O conflito no Salgueiro teve início no sábado (20). Naquela madrugada, o sargento Leandro Rumbelsperger da Silva, de 40 anos, foi morto após ser atingido por tiros por criminosos no bairro de Itaúna.


Depois disso, o Batalhão de Operações Especiais (Bope) foi acionado e os confrontos culminaram na morte de ao menos oito homens cujos corpos foram encontrados no bairro de Palmeiras. De acordo com o jornal O Globo,  moradores da região acusam a polícia de chacina e afirmam que os corpos tinham sinais de tortura.


Já o porta-voz da PM, tenente-coronel Ivan Blaz, disse que  o Bope foi acionado para atender a ocorrência porque os confrontos ocorriam em região de mata e os agentes do 7º Batalhão de São Gonçalo estavam abalados com a perda do colega.
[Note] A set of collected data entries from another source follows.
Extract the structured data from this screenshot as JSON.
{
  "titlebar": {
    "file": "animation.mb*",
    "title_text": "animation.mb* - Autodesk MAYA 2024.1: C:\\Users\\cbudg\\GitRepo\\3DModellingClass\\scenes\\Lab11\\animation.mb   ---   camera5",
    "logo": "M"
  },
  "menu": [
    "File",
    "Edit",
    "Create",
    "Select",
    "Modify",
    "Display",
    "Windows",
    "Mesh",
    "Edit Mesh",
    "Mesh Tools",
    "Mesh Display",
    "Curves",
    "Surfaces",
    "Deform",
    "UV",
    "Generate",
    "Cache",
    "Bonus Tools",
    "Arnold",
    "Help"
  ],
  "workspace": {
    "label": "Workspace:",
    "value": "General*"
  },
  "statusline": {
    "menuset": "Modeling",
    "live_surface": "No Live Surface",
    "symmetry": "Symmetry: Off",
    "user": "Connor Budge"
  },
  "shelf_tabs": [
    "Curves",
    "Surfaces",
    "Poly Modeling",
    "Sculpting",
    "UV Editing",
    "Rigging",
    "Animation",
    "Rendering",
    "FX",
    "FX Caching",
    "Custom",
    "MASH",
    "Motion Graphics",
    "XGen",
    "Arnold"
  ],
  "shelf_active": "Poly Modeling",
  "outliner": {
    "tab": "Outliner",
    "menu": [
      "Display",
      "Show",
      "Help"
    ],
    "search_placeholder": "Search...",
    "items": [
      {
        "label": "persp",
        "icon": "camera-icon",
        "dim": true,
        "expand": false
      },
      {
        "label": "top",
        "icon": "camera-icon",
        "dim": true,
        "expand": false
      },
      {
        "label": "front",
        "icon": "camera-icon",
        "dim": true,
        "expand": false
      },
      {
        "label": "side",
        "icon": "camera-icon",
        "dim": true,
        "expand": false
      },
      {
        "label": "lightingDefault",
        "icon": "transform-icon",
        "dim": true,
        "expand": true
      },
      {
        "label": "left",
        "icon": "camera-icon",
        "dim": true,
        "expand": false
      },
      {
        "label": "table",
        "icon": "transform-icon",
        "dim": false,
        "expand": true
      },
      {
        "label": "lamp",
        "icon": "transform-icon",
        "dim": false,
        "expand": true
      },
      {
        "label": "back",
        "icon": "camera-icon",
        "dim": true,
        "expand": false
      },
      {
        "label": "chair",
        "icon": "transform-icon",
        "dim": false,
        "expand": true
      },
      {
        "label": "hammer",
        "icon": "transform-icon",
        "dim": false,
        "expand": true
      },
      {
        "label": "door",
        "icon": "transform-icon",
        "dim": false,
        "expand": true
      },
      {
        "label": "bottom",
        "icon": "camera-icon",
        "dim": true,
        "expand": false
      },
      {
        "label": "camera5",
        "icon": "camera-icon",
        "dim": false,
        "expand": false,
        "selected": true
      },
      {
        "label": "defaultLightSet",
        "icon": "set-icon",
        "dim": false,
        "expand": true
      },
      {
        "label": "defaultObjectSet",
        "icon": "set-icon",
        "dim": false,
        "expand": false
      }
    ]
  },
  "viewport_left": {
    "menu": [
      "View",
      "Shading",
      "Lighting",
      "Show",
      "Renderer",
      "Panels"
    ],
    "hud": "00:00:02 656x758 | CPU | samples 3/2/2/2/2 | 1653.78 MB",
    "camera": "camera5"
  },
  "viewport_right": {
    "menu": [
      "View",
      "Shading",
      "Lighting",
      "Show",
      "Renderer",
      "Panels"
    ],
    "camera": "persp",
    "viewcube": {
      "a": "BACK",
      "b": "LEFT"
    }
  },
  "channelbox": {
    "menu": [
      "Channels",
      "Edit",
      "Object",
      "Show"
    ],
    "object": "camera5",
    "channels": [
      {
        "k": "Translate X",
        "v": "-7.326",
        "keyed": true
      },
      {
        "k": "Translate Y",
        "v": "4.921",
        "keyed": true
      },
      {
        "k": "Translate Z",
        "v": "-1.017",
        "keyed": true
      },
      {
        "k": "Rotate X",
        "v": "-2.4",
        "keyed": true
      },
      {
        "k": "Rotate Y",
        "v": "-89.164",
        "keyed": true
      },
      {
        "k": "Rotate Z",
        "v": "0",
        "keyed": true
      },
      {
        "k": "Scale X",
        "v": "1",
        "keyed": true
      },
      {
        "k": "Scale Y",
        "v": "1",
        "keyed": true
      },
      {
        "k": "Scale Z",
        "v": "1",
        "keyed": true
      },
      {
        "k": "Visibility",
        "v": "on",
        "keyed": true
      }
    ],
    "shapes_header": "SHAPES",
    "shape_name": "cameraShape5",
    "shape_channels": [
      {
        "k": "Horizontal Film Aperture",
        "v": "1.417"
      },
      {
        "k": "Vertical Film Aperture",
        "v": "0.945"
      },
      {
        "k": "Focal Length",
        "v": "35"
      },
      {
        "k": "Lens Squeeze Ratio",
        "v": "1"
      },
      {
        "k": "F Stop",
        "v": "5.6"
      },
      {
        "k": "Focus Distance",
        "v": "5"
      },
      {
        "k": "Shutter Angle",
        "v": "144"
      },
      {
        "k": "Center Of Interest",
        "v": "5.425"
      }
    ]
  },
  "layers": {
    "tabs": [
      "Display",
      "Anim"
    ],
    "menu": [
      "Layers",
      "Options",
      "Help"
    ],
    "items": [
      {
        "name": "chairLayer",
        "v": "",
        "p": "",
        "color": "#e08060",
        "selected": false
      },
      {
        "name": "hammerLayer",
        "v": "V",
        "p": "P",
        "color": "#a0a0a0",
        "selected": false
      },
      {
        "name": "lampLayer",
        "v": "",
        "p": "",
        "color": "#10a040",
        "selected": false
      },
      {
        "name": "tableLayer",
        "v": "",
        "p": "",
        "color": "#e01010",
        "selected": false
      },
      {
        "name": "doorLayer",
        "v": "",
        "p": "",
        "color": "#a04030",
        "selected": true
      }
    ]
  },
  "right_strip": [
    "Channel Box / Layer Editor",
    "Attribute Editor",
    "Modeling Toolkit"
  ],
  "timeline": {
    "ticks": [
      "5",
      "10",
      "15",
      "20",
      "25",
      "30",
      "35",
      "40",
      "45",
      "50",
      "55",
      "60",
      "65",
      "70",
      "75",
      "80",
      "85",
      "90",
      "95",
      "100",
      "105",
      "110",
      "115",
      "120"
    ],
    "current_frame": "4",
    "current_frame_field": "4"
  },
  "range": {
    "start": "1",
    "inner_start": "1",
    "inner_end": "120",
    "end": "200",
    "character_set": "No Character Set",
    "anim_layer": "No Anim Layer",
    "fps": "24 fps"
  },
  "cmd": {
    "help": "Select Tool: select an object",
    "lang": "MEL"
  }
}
"Foi uma ação necessária. Quando a tropa convencional não consegue resolver aquela questão, há necessidade de acionar uma tropa de operações especiais. No caso o Bope foi a tropa adequada naquele momento e terreno. Tinha a tropa do 7º Batalhão lidando com a morte de um companheiro de trabalho e emocionalmente envolvida. Então foram retirados totalmente do terreno para que outra tropa, mais habilitada para o confronto em área de mata fosse empregada", justificou. A corporação diz que as acusações de tortura são "especulação".